In der neuen Legislaturperiode sollten unter anderem das Personal in Kitas und Schulen aufgestockt sowie ein Schüler-BAföG eingeführt werden. Zudem werde es mit der SPD auch weiterhin keine Studiengebühren geben. Das Wahlprogramm stehe dafür, jungen Menschen Perspektiven und Entwicklungschancen zu eröffnen. Offizieller Titel des Programmentwurfs: „Brandenburg im neuen Jahrzehnt: Kraftvoll, Sozial, Gerecht.“ Pro Jahr, so der SPD-Plan sollten etwa 25 Millionen Euro zusätzlich ausgegeben werden, um die Qualität der Kitas zu erhöhen.

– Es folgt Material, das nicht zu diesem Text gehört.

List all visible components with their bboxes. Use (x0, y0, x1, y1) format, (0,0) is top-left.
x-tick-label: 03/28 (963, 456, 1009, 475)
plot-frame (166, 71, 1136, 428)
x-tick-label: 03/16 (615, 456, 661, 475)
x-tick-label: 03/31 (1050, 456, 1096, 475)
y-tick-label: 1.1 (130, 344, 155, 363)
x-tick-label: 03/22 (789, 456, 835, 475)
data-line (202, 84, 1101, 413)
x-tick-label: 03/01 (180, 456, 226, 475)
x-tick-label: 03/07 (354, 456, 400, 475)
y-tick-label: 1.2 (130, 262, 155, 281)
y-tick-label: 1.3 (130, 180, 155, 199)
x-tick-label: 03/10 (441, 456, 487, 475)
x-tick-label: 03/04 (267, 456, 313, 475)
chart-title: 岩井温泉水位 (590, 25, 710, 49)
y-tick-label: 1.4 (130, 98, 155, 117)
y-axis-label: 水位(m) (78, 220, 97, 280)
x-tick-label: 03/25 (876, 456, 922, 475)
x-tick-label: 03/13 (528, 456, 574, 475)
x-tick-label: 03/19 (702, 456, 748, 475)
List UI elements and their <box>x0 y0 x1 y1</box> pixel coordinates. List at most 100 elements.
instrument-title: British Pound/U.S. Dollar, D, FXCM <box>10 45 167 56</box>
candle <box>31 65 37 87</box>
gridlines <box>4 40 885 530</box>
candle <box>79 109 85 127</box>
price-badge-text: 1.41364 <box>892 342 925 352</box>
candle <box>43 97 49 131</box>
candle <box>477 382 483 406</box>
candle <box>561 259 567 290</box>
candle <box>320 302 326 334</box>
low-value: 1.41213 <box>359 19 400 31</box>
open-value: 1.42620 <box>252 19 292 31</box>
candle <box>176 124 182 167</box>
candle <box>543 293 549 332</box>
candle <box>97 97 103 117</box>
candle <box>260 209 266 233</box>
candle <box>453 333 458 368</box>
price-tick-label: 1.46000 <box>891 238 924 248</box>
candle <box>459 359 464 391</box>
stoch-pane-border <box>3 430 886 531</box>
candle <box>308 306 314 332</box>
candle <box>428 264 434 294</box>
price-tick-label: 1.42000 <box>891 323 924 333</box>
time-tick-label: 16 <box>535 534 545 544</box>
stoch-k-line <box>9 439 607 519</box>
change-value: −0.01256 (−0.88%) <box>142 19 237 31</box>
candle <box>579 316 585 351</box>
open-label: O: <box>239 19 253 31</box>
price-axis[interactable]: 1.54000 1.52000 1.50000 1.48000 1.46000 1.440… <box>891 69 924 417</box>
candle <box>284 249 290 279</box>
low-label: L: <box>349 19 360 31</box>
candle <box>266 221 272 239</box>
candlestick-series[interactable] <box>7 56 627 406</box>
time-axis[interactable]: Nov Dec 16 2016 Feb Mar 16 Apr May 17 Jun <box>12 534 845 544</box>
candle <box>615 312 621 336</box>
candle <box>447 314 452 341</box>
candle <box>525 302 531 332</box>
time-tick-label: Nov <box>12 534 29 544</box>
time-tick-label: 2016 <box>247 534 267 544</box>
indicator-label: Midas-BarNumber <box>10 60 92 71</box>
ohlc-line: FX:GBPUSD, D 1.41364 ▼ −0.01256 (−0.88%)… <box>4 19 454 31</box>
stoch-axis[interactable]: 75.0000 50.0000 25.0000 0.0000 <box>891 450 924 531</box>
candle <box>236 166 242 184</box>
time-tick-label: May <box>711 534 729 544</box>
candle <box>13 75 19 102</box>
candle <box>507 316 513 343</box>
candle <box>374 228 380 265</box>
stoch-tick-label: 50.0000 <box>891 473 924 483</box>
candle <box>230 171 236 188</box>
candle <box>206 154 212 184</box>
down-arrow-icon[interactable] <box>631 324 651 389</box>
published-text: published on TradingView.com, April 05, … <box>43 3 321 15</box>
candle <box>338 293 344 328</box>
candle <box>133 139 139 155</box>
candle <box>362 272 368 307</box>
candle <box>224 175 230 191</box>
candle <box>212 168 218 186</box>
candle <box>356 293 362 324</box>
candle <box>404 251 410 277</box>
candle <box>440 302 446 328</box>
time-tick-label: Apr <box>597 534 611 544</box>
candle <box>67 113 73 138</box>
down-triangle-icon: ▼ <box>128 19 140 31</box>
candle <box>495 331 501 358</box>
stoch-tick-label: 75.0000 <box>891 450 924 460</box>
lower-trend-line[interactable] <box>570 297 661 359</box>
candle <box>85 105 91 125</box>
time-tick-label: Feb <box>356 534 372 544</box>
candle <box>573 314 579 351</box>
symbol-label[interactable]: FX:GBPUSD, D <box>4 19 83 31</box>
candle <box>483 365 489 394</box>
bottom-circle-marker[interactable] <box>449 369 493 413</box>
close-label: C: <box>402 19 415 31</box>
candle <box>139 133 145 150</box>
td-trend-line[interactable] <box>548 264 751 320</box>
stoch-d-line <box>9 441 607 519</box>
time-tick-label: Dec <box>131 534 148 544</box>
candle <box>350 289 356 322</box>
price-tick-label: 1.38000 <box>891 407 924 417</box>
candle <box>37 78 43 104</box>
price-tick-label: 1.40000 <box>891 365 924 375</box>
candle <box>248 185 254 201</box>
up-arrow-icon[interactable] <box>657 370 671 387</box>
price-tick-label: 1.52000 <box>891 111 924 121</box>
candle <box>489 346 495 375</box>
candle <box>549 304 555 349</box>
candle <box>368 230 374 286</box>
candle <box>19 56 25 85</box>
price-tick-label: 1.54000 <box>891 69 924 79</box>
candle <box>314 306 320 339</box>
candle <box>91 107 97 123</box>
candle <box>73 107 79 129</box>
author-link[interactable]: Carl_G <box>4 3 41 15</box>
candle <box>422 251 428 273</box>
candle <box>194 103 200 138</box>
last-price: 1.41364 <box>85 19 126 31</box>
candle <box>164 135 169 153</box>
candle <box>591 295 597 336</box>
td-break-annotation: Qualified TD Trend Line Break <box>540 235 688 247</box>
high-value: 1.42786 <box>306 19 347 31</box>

Ansonsten kommt die SPD auch in ihrem Wahlprogramm nicht an ihrem Finanzminister Rainer Speer vorbei: Der Haushalt müsse konsolidiert werden, bis 2014 solle die Neuverschuldung nicht über das Niveau des aktuellen Haushaltsjahres steigen – wobei Baaske und SPD-Generalsekretär Klaus Ness einräumten, dass noch unklar ist, wie viele neue Schulden es angesichts der Krise in diesem Jahr werden. Insgesamt verspricht die SPD eine Fortsetzung der Haushaltspolitik, die zwar nach Baaske weiter „schmerzliche Einschnitte“ im öffentlichen Dienst bringen wird. Insgesamt sei keine Neuorientierung nötig.
Ness nutzte die Vorlage des Regierungsprogramms gestern, um sich abzugrenzen. Die anderen politischen Konkurrenten, vor allem die bei Umfragen regelmäßig als zweitstärkste politische Kraft gehandelte Linke, kommen in dieser SPD-Sicht der Dinge kaum vor. Ness attestierte insbesondere der CDU-Fraktionschefin Saskia Funck, Gefahr zu laufen, besonders bei ihrer Ablehnung eines Mindestlohns „die Stimmung im Land fast vollständig falsch einzuschätzen“. Er empfahl ihr, zur Kenntnis zu nehmen, „dass es noch mehr gibt im Land als die Stammtische von Mittelständlern“. Das geplante Schüler-Bafög und ein Vergabegesetz, das wenigstens für die öffentlichen Aufträge einen Mindestlohn vorschreibt, sind wesentliche Elemente eines SPD-Profils, das sich vor allem als Kontrast zum derzeitigen Koalitionspartner CDU begreift. Die Botschaft: Die CDU ist nicht sozial, die SPD dagegen schon. Ansonsten setzen die Sozialdemokraten vor allem auf die Fortsetzung der bisherigen, aus ihrer Sicht erfolgreichen Politik.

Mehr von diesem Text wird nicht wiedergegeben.